I am socially liberal, but I am not a democrat. I am fiscally conservative but I am not a republican. I believe that people can have a physical attraction to either gender but have an emotional connection to a different gender and just because someone has millions of dollars, does not make them rich. Some of the richest people I know live in the worst parts of the world. They are the richest in my eyes because they have a loving family and know that it is family that is more valuable than all the money in the world. Does that make what you feel 'rich' is wrong or make my view on what rich is wrong? No, it's just a different perspective is all. A word's definition can be subjective and relative to one person's perspective, life experiences or beliefs. It is for this very reason that I dislike labels.

I have a very good friend who considers himself bisexual. He describes himself as someone physically attracted to both genders, but he only has emotional relationships with women. He has had sexual encounters with both genders and enjoys both, but only loves women. Another person might say that he is not bisexual but straight with curious tendencies toward homosexuality. It's all perspective.
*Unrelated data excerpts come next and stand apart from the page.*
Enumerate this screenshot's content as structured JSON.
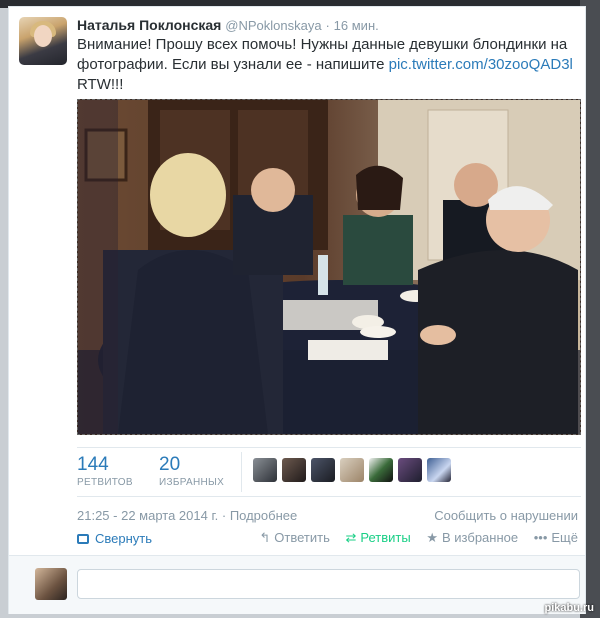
{
  "tweet": {
    "author_name": "Наталья Поклонская",
    "author_handle": "@NPoklonskaya",
    "separator": "·",
    "time": "16 мин.",
    "text": "Внимание! Прошу всех помочь! Нужны данные девушки блондинки на фотографии. Если вы узнали ее - напишите",
    "link": "pic.twitter.com/30zooQAD3l",
    "text_end": "RTW!!!"
  },
  "stats": {
    "retweets_count": "144",
    "retweets_label": "РЕТВИТОВ",
    "favorites_count": "20",
    "favorites_label": "ИЗБРАННЫХ"
  },
  "meta": {
    "timestamp": "21:25 - 22 марта 2014 г.",
    "separator": "·",
    "details_link": "Подробнее",
    "report_link": "Сообщить о нарушении"
  },
  "actions": {
    "collapse_label": "Свернуть",
    "reply_label": "Ответить",
    "retweet_label": "Ретвиты",
    "favorite_label": "В избранное",
    "more_label": "Ещё"
  },
  "icons": {
    "collapse": "collapse-icon",
    "reply": "reply-arrow-icon",
    "retweet": "retweet-icon",
    "favorite": "star-icon",
    "more": "ellipsis-icon"
  },
  "colors": {
    "link": "#2b7bb9",
    "retweet": "#19cf86",
    "muted": "#8899a6"
  },
  "watermark": "pikabu.ru"
}
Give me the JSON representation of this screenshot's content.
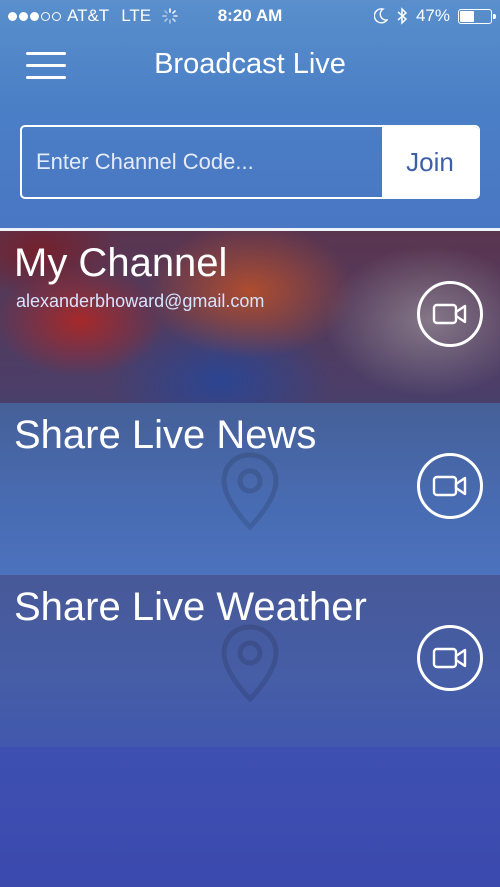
{
  "status_bar": {
    "carrier": "AT&T",
    "network": "LTE",
    "time": "8:20 AM",
    "battery": "47%",
    "battery_level": 0.47,
    "signal_bars_filled": 3,
    "signal_bars_total": 5
  },
  "nav": {
    "title": "Broadcast Live",
    "menu_icon": "hamburger-menu-icon"
  },
  "join": {
    "placeholder": "Enter Channel Code...",
    "value": "",
    "button_label": "Join"
  },
  "channels": [
    {
      "title": "My Channel",
      "subtitle": "alexanderbhoward@gmail.com",
      "icon": "video-camera-icon"
    },
    {
      "title": "Share Live News",
      "icon": "video-camera-icon"
    },
    {
      "title": "Share Live Weather",
      "icon": "video-camera-icon"
    }
  ],
  "colors": {
    "background_top": "#5a8fcc",
    "background_bottom": "#3b49ad",
    "join_button_text": "#3d5fa8",
    "subtitle": "#d6e4ff"
  }
}
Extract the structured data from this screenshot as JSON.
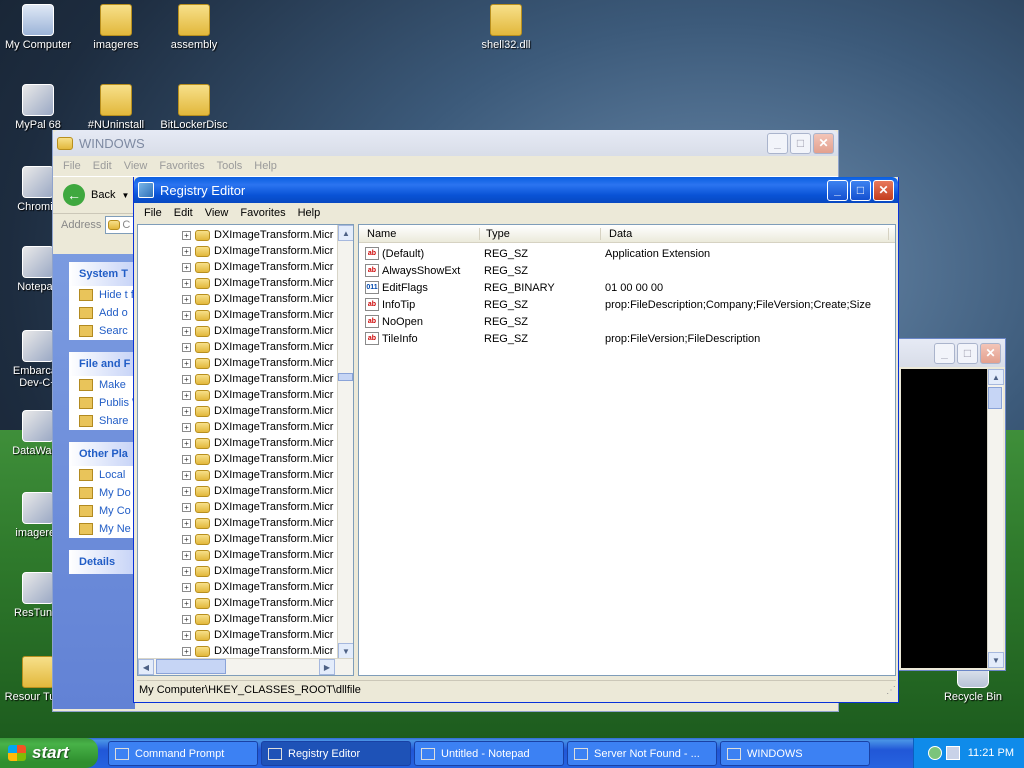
{
  "desktop": {
    "icons": [
      {
        "label": "My Computer",
        "kind": "computer"
      },
      {
        "label": "imageres",
        "kind": "folder"
      },
      {
        "label": "assembly",
        "kind": "folder"
      },
      {
        "label": "shell32.dll",
        "kind": "folder"
      },
      {
        "label": "MyPal 68",
        "kind": "app"
      },
      {
        "label": "#NUninstall",
        "kind": "folder"
      },
      {
        "label": "BitLockerDisc",
        "kind": "folder"
      },
      {
        "label": "Chromiu",
        "kind": "app"
      },
      {
        "label": "Notepad",
        "kind": "app"
      },
      {
        "label": "Embarcad Dev-C+",
        "kind": "app"
      },
      {
        "label": "DataWago",
        "kind": "app"
      },
      {
        "label": "imageres",
        "kind": "app"
      },
      {
        "label": "ResTuner",
        "kind": "app"
      },
      {
        "label": "Resour Tuner",
        "kind": "folder"
      },
      {
        "label": "Recycle Bin",
        "kind": "bin"
      }
    ]
  },
  "explorer": {
    "title": "WINDOWS",
    "menu": [
      "File",
      "Edit",
      "View",
      "Favorites",
      "Tools",
      "Help"
    ],
    "back_label": "Back",
    "address_label": "Address",
    "address_value": "C",
    "panels": [
      {
        "title": "System T",
        "items": [
          "Hide t folder",
          "Add o",
          "Searc"
        ]
      },
      {
        "title": "File and F",
        "items": [
          "Make",
          "Publis Web",
          "Share"
        ]
      },
      {
        "title": "Other Pla",
        "items": [
          "Local",
          "My Do",
          "My Co",
          "My Ne"
        ]
      },
      {
        "title": "Details",
        "items": []
      }
    ]
  },
  "regedit": {
    "title": "Registry Editor",
    "menu": [
      "File",
      "Edit",
      "View",
      "Favorites",
      "Help"
    ],
    "tree_item": "DXImageTransform.Micr",
    "tree_count": 27,
    "columns": [
      "Name",
      "Type",
      "Data"
    ],
    "values": [
      {
        "name": "(Default)",
        "type": "REG_SZ",
        "data": "Application Extension",
        "icon": "ab"
      },
      {
        "name": "AlwaysShowExt",
        "type": "REG_SZ",
        "data": "",
        "icon": "ab"
      },
      {
        "name": "EditFlags",
        "type": "REG_BINARY",
        "data": "01 00 00 00",
        "icon": "bin"
      },
      {
        "name": "InfoTip",
        "type": "REG_SZ",
        "data": "prop:FileDescription;Company;FileVersion;Create;Size",
        "icon": "ab"
      },
      {
        "name": "NoOpen",
        "type": "REG_SZ",
        "data": "",
        "icon": "ab"
      },
      {
        "name": "TileInfo",
        "type": "REG_SZ",
        "data": "prop:FileVersion;FileDescription",
        "icon": "ab"
      }
    ],
    "status": "My Computer\\HKEY_CLASSES_ROOT\\dllfile"
  },
  "taskbar": {
    "start_label": "start",
    "buttons": [
      {
        "label": "Command Prompt",
        "active": false
      },
      {
        "label": "Registry Editor",
        "active": true
      },
      {
        "label": "Untitled - Notepad",
        "active": false
      },
      {
        "label": "Server Not Found - ...",
        "active": false
      },
      {
        "label": "WINDOWS",
        "active": false
      }
    ],
    "clock": "11:21 PM"
  },
  "colors": {
    "xp_blue": "#0a5fe0",
    "start_green": "#3c9a3c",
    "console_black": "#000000"
  }
}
Why do we feel the need to smack a word on someone that says this is what you are?

For one simple reason. We have a group of templates in our heads for each word; it is one way we can understand one another. It is also the only way that we know we can connect or disconnect with each other. I am a father and he is a father, so I know that I can relate to him on some level. A homophobic man hears the word gay and believes he has to turn the other way. But what does it really matter who people love as long as they love and are loved? There are too many people out there who don't know what real love is.

But here is where things become disjointed. There are a lot more words that can describe me than simply one or two words. I am not just a father. I am a son. I am a geek, I am a writer, I am a network engineer, I am a man, I am a wood worker, I am an artist, I am your dream come true and I am also your worst nightmare. It's all perspective, and it's all very personal and independent. Just because you're a father doesn't mean I'm going to get along with you. It means that we have one thing we share. And just because I hear you say that you are a Christian, does not mean that we are the same. I have in fact met too many self-righteous Christians who have lost touch with what I believe being a Christian is about. To me, being a Christian is about loving God and loving God's children. Too many people get hung up on the fire and brimstone and fail to see the bigger picture.

Because of all this conditioning that society and our social groups put upon us to be labeled, we begin to come up with our own labels for who we are and what we believe. I saw a show with Barbara Walters (20/20 perhaps, I can't remember), where she said that we all have labels for ourselves. If we list our labels, the ones that we list first are higher priority. Interesting thought.